Second reason for it not being genuine is that there is no proof that plaintiff was in possession or
even constructive possession of the whole house, he was just occupying one of the katra (a very
small portion) and was tenant from the times of his father, also there were 6 other tenants just
like him. He did not eve collect rent from them but the other tenants said to have paid rents to
other defendants after Mr. Isa. Plaintiff did not take any efforts to get his name mutated in any of
the documents of the house and so after looking into all this is considered that plaintiff was not in
possession of the house or the entire building.

Plaintiff got to know about the execution of deed in favour of other defendants and still did not
question Mr. Isa within durable time. The validity of the bayannama was also in question and
disputed and contradicted the plaintiff’s story.
One of the thing to be concluded that to prove the genuineness of any document and registration,
its attestation is to be proved beyond doubt.

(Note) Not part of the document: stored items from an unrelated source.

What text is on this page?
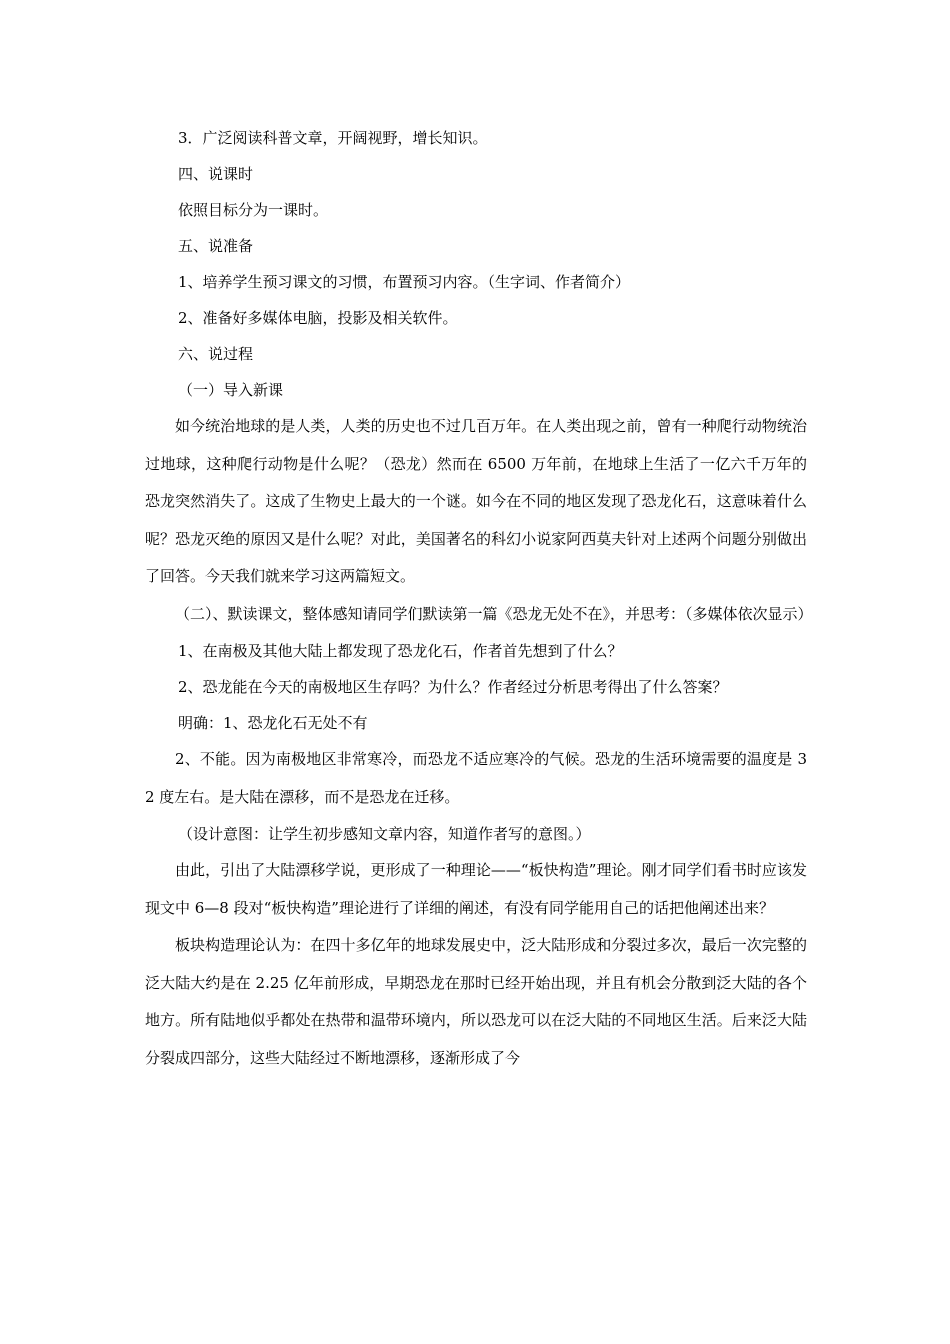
3．广泛阅读科普文章，开阔视野，增长知识。

四、说课时

依照目标分为一课时。

五、说准备

1、培养学生预习课文的习惯，布置预习内容。（生字词、作者简介）

2、准备好多媒体电脑，投影及相关软件。

六、说过程

（一）导入新课

如今统治地球的是人类，人类的历史也不过几百万年。在人类出现之前，曾有一种爬行动物统治过地球，这种爬行动物是什么呢？（恐龙）然而在 6500 万年前，在地球上生活了一亿六千万年的恐龙突然消失了。这成了生物史上最大的一个谜。如今在不同的地区发现了恐龙化石，这意味着什么呢？恐龙灭绝的原因又是什么呢？对此，美国著名的科幻小说家阿西莫夫针对上述两个问题分别做出了回答。今天我们就来学习这两篇短文。

（二）、默读课文，整体感知请同学们默读第一篇《恐龙无处不在》，并思考：（多媒体依次显示）

1、在南极及其他大陆上都发现了恐龙化石，作者首先想到了什么？

2、恐龙能在今天的南极地区生存吗？为什么？作者经过分析思考得出了什么答案？

明确：1、恐龙化石无处不有

2、不能。因为南极地区非常寒冷，而恐龙不适应寒冷的气候。恐龙的生活环境需要的温度是 32 度左右。是大陆在漂移，而不是恐龙在迁移。

（设计意图：让学生初步感知文章内容，知道作者写的意图。）

由此，引出了大陆漂移学说，更形成了一种理论——“板快构造”理论。刚才同学们看书时应该发现文中 6—8 段对“板快构造”理论进行了详细的阐述，有没有同学能用自己的话把他阐述出来？

板块构造理论认为：在四十多亿年的地球发展史中，泛大陆形成和分裂过多次，最后一次完整的泛大陆大约是在 2.25 亿年前形成，早期恐龙在那时已经开始出现，并且有机会分散到泛大陆的各个地方。所有陆地似乎都处在热带和温带环境内，所以恐龙可以在泛大陆的不同地区生活。后来泛大陆分裂成四部分，这些大陆经过不断地漂移，逐渐形成了今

Whether the other defendants who bought the house for sum of 24,000 are bona fide
purchasers without notice of said initial agreement?

The general principle is that the purchaser should inquire about the whole possession from the
vendor and the plaintiff also and also the person who are in possession of the building.

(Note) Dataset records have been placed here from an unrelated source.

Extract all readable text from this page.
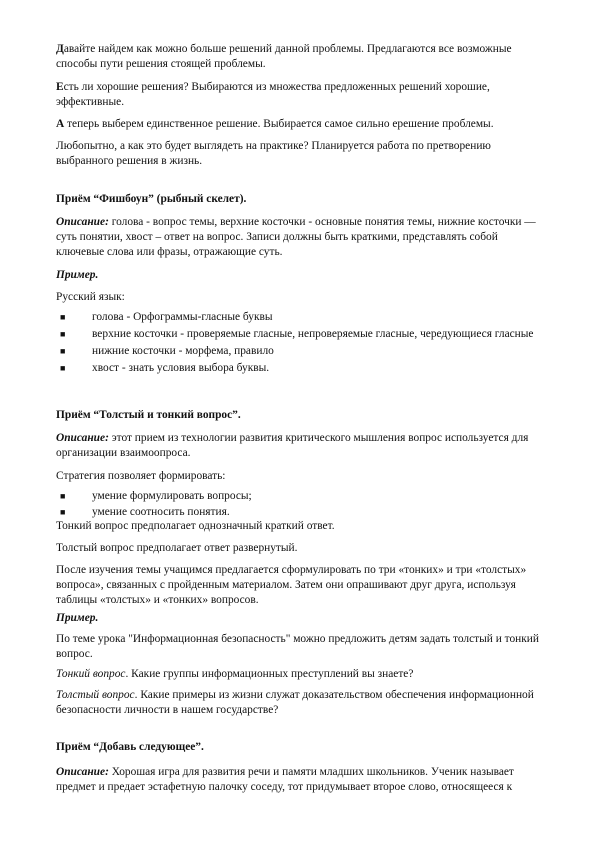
Давайте найдем как можно больше решений данной проблемы. Предлагаются все возможные способы пути решения стоящей проблемы.

Есть ли хорошие решения? Выбираются из множества предложенных решений хорошие, эффективные.

А теперь выберем единственное решение. Выбирается самое сильно ерешение проблемы.

Любопытно, а как это будет выглядеть на практике? Планируется работа по претворению выбранного решения в жизнь.

Приём “Фишбоун” (рыбный скелет).

Описание: голова - вопрос темы, верхние косточки - основные понятия темы, нижние косточки — суть понятии, хвост – ответ на вопрос. Записи должны быть краткими, представлять собой ключевые слова или фразы, отражающие суть.

Пример.

Русский язык:

■ голова - Орфограммы-гласные буквы
■ верхние косточки - проверяемые гласные, непроверяемые гласные, чередующиеся гласные
■ нижние косточки - морфема, правило
■ хвост - знать условия выбора буквы.

Приём “Толстый и тонкий вопрос”.

Описание: этот прием из технологии развития критического мышления вопрос используется для организации взаимоопроса.

Стратегия позволяет формировать:

■ умение формулировать вопросы;
■ умение соотносить понятия.

Тонкий вопрос предполагает однозначный краткий ответ.

Толстый вопрос предполагает ответ развернутый.

После изучения темы учащимся предлагается сформулировать по три «тонких» и три «толстых» вопроса», связанных с пройденным материалом. Затем они опрашивают друг друга, используя таблицы «толстых» и «тонких» вопросов.

Пример.

По теме урока "Информационная безопасность" можно предложить детям задать толстый и тонкий вопрос.

Тонкий вопрос. Какие группы информационных преступлений вы знаете?

Толстый вопрос. Какие примеры из жизни служат доказательством обеспечения информационной безопасности личности в нашем государстве?

Приём “Добавь следующее”.

Описание: Хорошая игра для развития речи и памяти младших школьников. Ученик называет предмет и предает эстафетную палочку соседу, тот придумывает второе слово, относящееся к
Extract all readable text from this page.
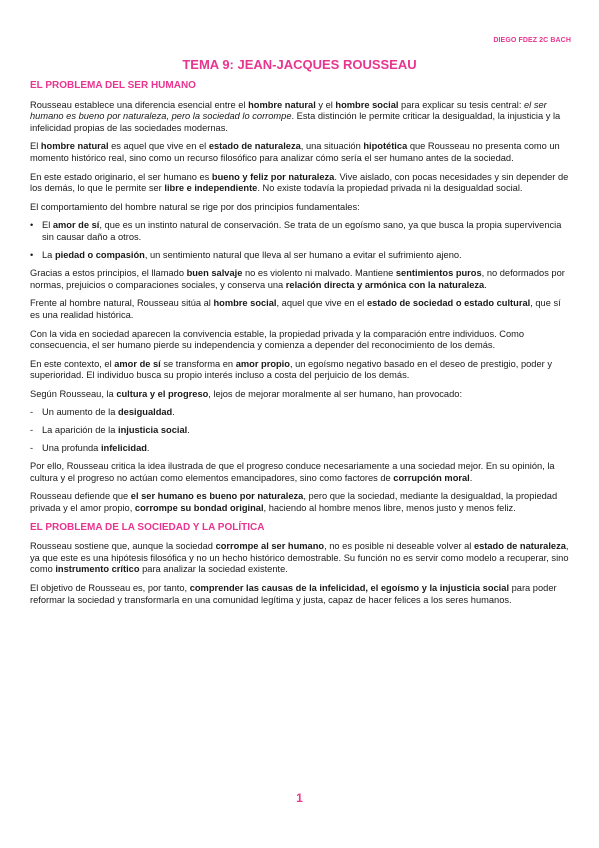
DIEGO FDEZ 2C BACH
TEMA 9: JEAN-JACQUES ROUSSEAU
EL PROBLEMA DEL SER HUMANO

Rousseau establece una diferencia esencial entre el hombre natural y el hombre social para explicar su tesis central: el ser humano es bueno por naturaleza, pero la sociedad lo corrompe. Esta distinción le permite criticar la desigualdad, la injusticia y la infelicidad propias de las sociedades modernas.

El hombre natural es aquel que vive en el estado de naturaleza, una situación hipotética que Rousseau no presenta como un momento histórico real, sino como un recurso filosófico para analizar cómo sería el ser humano antes de la sociedad.

En este estado originario, el ser humano es bueno y feliz por naturaleza. Vive aislado, con pocas necesidades y sin depender de los demás, lo que le permite ser libre e independiente. No existe todavía la propiedad privada ni la desigualdad social.

El comportamiento del hombre natural se rige por dos principios fundamentales:

• El amor de sí, que es un instinto natural de conservación. Se trata de un egoísmo sano, ya que busca la propia supervivencia sin causar daño a otros.
• La piedad o compasión, un sentimiento natural que lleva al ser humano a evitar el sufrimiento ajeno.

Gracias a estos principios, el llamado buen salvaje no es violento ni malvado. Mantiene sentimientos puros, no deformados por normas, prejuicios o comparaciones sociales, y conserva una relación directa y armónica con la naturaleza.

Frente al hombre natural, Rousseau sitúa al hombre social, aquel que vive en el estado de sociedad o estado cultural, que sí es una realidad histórica.

Con la vida en sociedad aparecen la convivencia estable, la propiedad privada y la comparación entre individuos. Como consecuencia, el ser humano pierde su independencia y comienza a depender del reconocimiento de los demás.

En este contexto, el amor de sí se transforma en amor propio, un egoísmo negativo basado en el deseo de prestigio, poder y superioridad. El individuo busca su propio interés incluso a costa del perjuicio de los demás.

Según Rousseau, la cultura y el progreso, lejos de mejorar moralmente al ser humano, han provocado:

- Un aumento de la desigualdad.
- La aparición de la injusticia social.
- Una profunda infelicidad.

Por ello, Rousseau critica la idea ilustrada de que el progreso conduce necesariamente a una sociedad mejor. En su opinión, la cultura y el progreso no actúan como elementos emancipadores, sino como factores de corrupción moral.

Rousseau defiende que el ser humano es bueno por naturaleza, pero que la sociedad, mediante la desigualdad, la propiedad privada y el amor propio, corrompe su bondad original, haciendo al hombre menos libre, menos justo y menos feliz.

EL PROBLEMA DE LA SOCIEDAD Y LA POLÍTICA

Rousseau sostiene que, aunque la sociedad corrompe al ser humano, no es posible ni deseable volver al estado de naturaleza, ya que este es una hipótesis filosófica y no un hecho histórico demostrable. Su función no es servir como modelo a recuperar, sino como instrumento crítico para analizar la sociedad existente.

El objetivo de Rousseau es, por tanto, comprender las causas de la infelicidad, el egoísmo y la injusticia social para poder reformar la sociedad y transformarla en una comunidad legítima y justa, capaz de hacer felices a los seres humanos.

1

The principle of constructive notice is incorporated in Illustration II of Section 3 of the T.P.Act


which reads as follows:
"Any person acquiring any immovable property or any share or interest in any such property
shall be deemed to have notice of the title, if any, of any person who is for the time being in
actual possession thereof."
The court here took the support of Rameshwar Singh v. Hari Narayan Singh, which says that
when the holding of the possession is very less, the person cannot be assumed to make enquiry
about the same and the principle of constructive notice must not be followed. In the present case
the holding was only for 1/7th part and so the defendants were exempted from making any
enquiry.

 Critical analysis

In my personal opinion the principle of constructive notice of the possession must be followed as
it is i.e. in the true and fullest sense and the enquiry about even the smallest of the holdings or
possessions must be made because there are chances where a person might buy the whole
building but just live in one apartment of that building as the person cannot be expected to live in
all the apartments of the building. Exceptions such as those held in Daniel vs. Davison and Hari
Charan Kaur vs. Kaula Rai, that the holding of possession was just of 1/7th or 1/10th part and too
small be covered under constructive notice must not be held valid and enquiry means enquiry
and must be done even for a smallest of the holding irrespective. The other reason for not using
such exceptions to the principle of constructive possession is the increasing number of frauds and
money loosing cases.
Though in the present case, the situation is different because the plaintiff did not the possession
as the bayannama was not genuine and was declared fraudulent and this is not just the case of
principle of constructive notice.

As per me, with such exceptions the whole purpose of constructive notice goes in vain as there
might be cases of a person buying only some part of the property out which a smaller part is
already occupied by someone and just because the initial whole property is a big one, she is
exempted to inquire about the small parts.

 Current position of law

Current position with regard to principle of constructive notice is that of one held in Rameshwar
Singh v. Hari Narayan Singh and other cases in such line which says that the purchaser is
exempted from the principle of constructive notice and is not bound to have knowledge of the
possession if the holding of the possession is of very small area that to in a very large
community. Also, the execution of any document and their attestation must be beyond doubt.

 Conclusion

It is concluded from the above case and other citied cases in the present case is that a purchaser
is expected to have knowledge of the possession of the property she is buying, but there are
certain exceptions like if the possession is of very small area the purchaser could not be assumed
to have the knowledge of the holding and is exempted from the principle of constructive notice.